On his return in May 1994, he spent two months travelling by train from Vladivostok to Moscow. Meeting more than a thousand people - well-wishers as well as protestors - Solzhenitsyn used the trip to criticise President Boris Yeltsin's government for its failure to address the poverty and misery of most ordinary Russians.
His refusal to accept a state award, the Order of St Andrew, from Yeltsin to mark his 80th birthday in December 1998, earned him widespread adoration from ordinary people, although he was criticised for his later good relations with KGB officer turned head of state President Vladimir Putin.

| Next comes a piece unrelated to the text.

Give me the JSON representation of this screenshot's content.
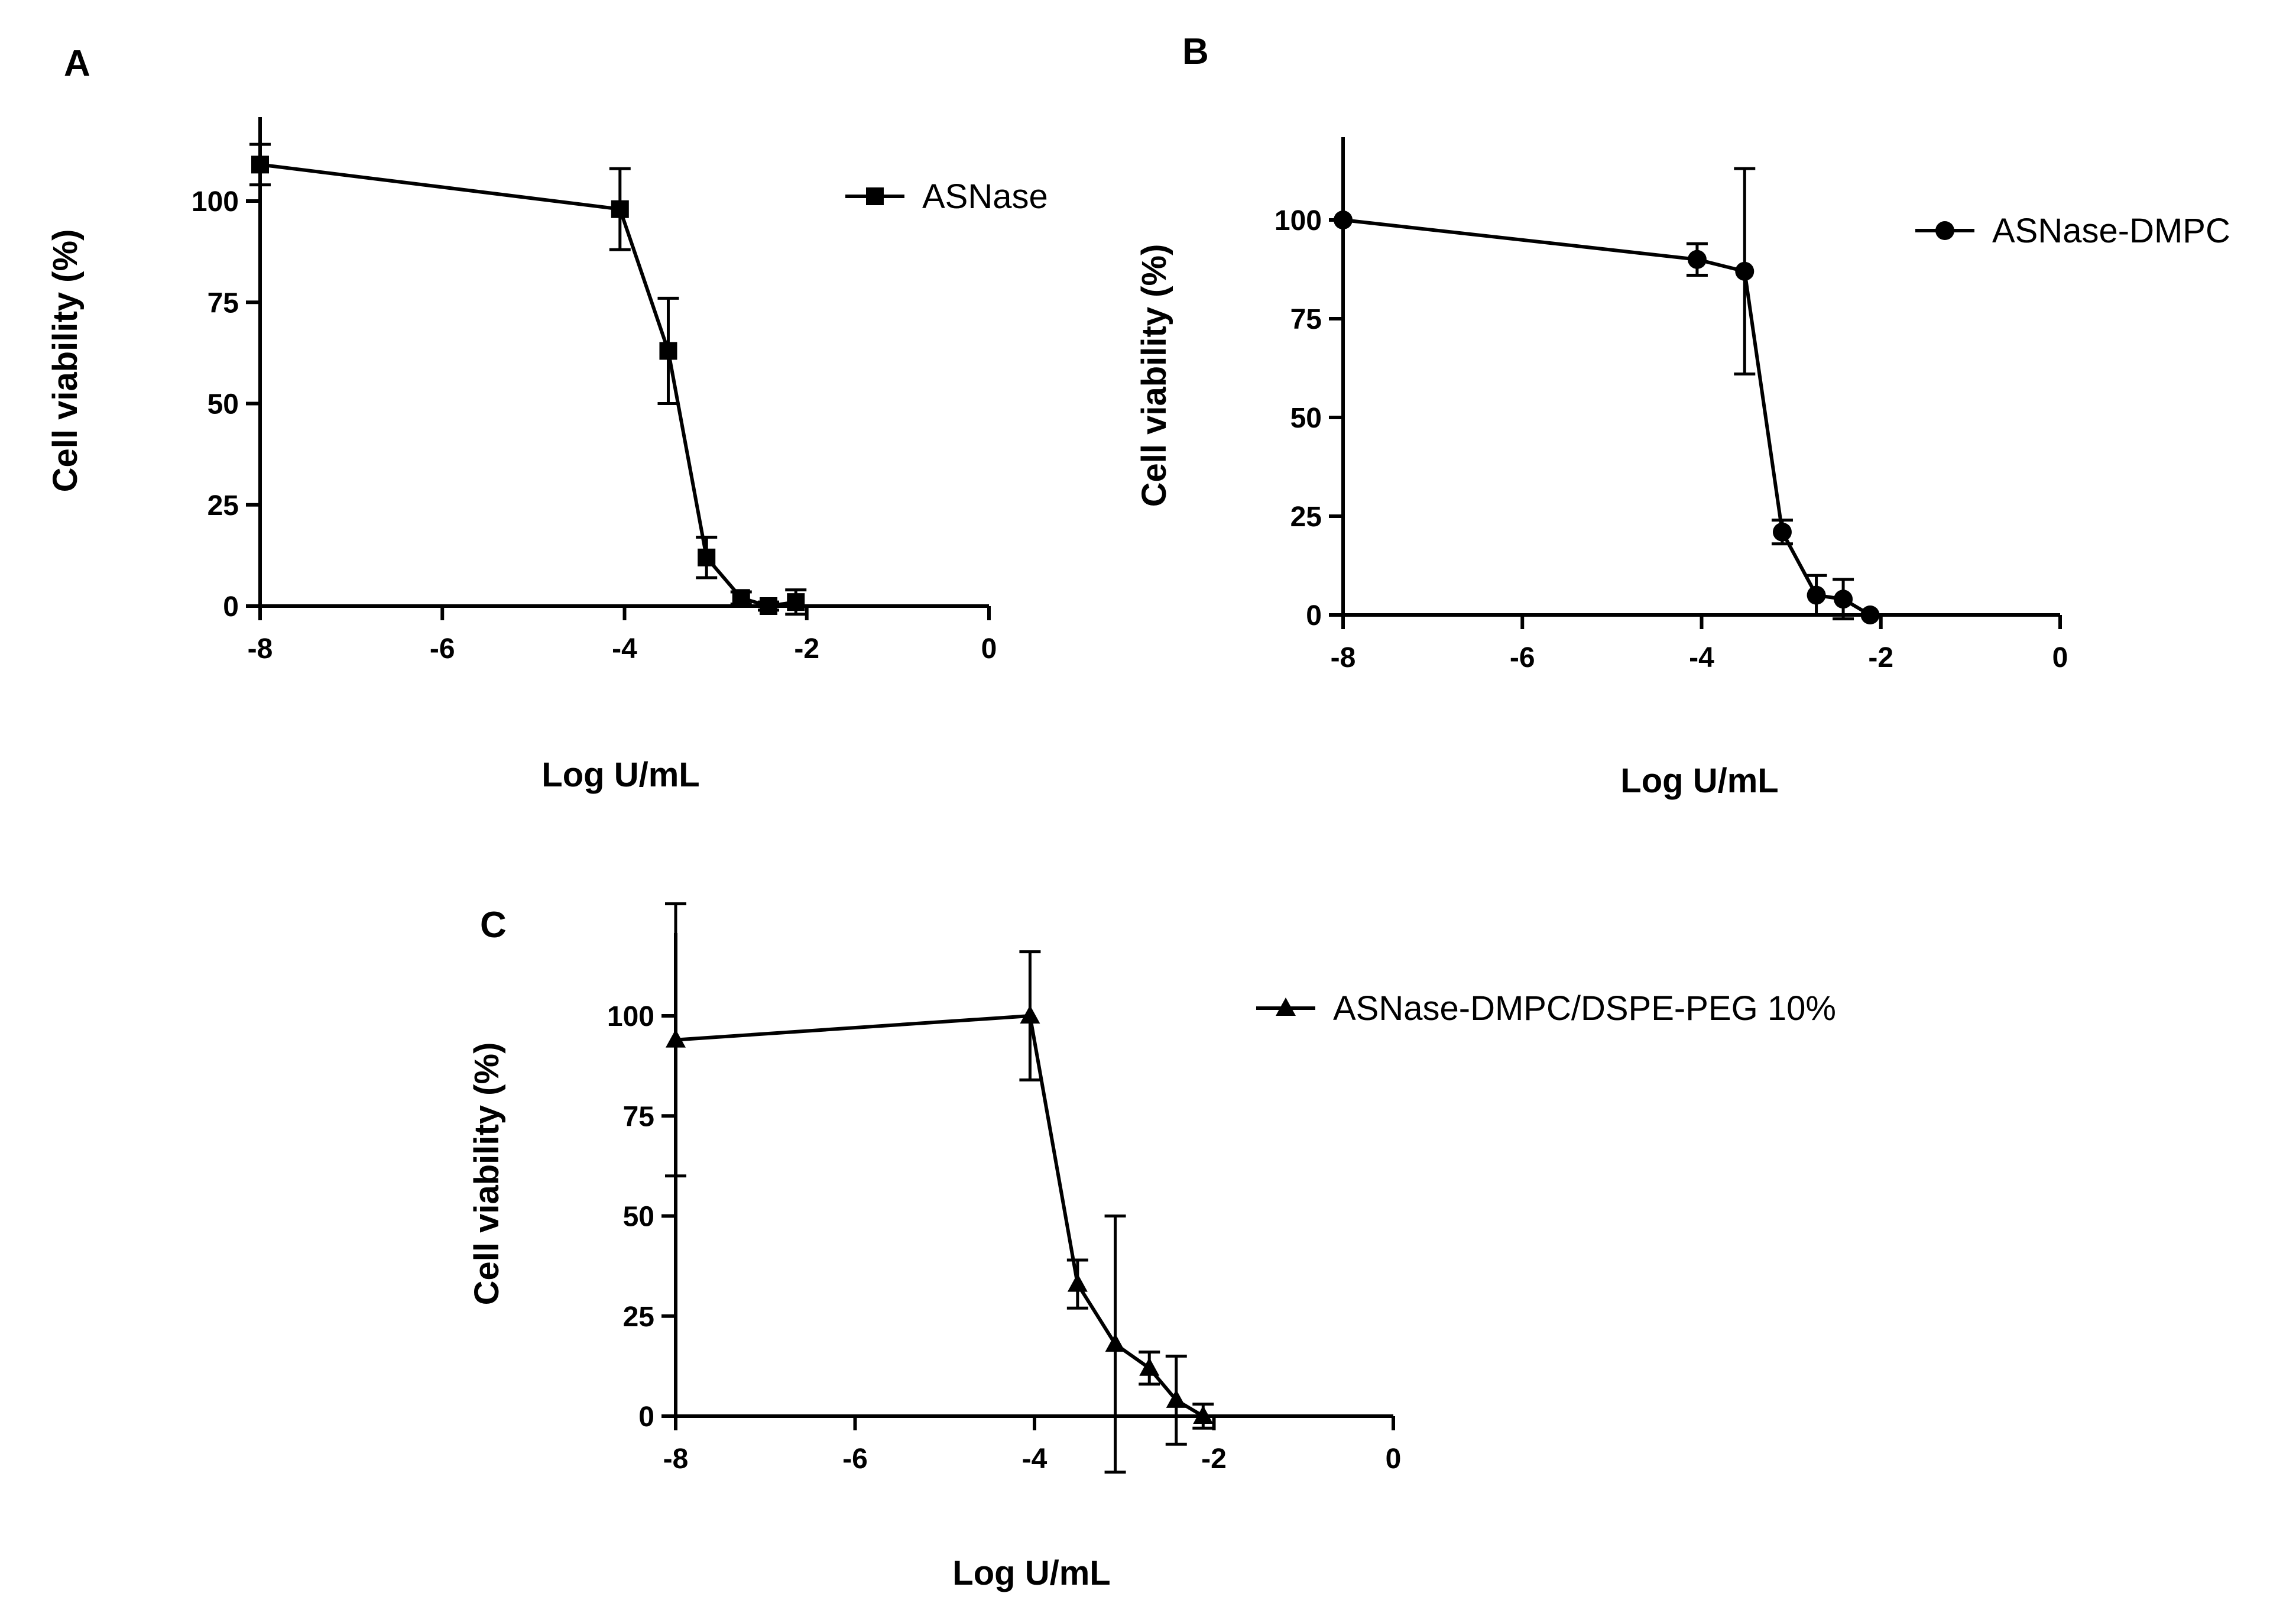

In recent years, Solzhenitsyn worked on editing his 30-volume collected works and also wrote the script for a television adaptation of his chronicle of prison life The First Circle, which state channel Rossiya ran without commercial breaks in 2006.
Actor Yevgeny Mironov, who played the character based on Solzhenitsyn in the TV drama, paid tribute to Solzhenitsyn last week during extended television news coverage of the writer's death.
Solzhenitsyn had "fulfilled a mission to protect and save the Russian people" and had "touched the lives of all those who had lived through his times," Mironov said, adding that Russia and Russians would never forget the great writer.
For a man whose books became required reading for many university students across the free world during the 1970s and '80s - and in Russia following the collapse of the Soviet Union in 1991 - it was fitting that Solzhenitsyn's last public event was his lying in state at the Russian Academy of Sciences on 5 August - the day before his burial in Moscow's 16th century Donskoi Monastery.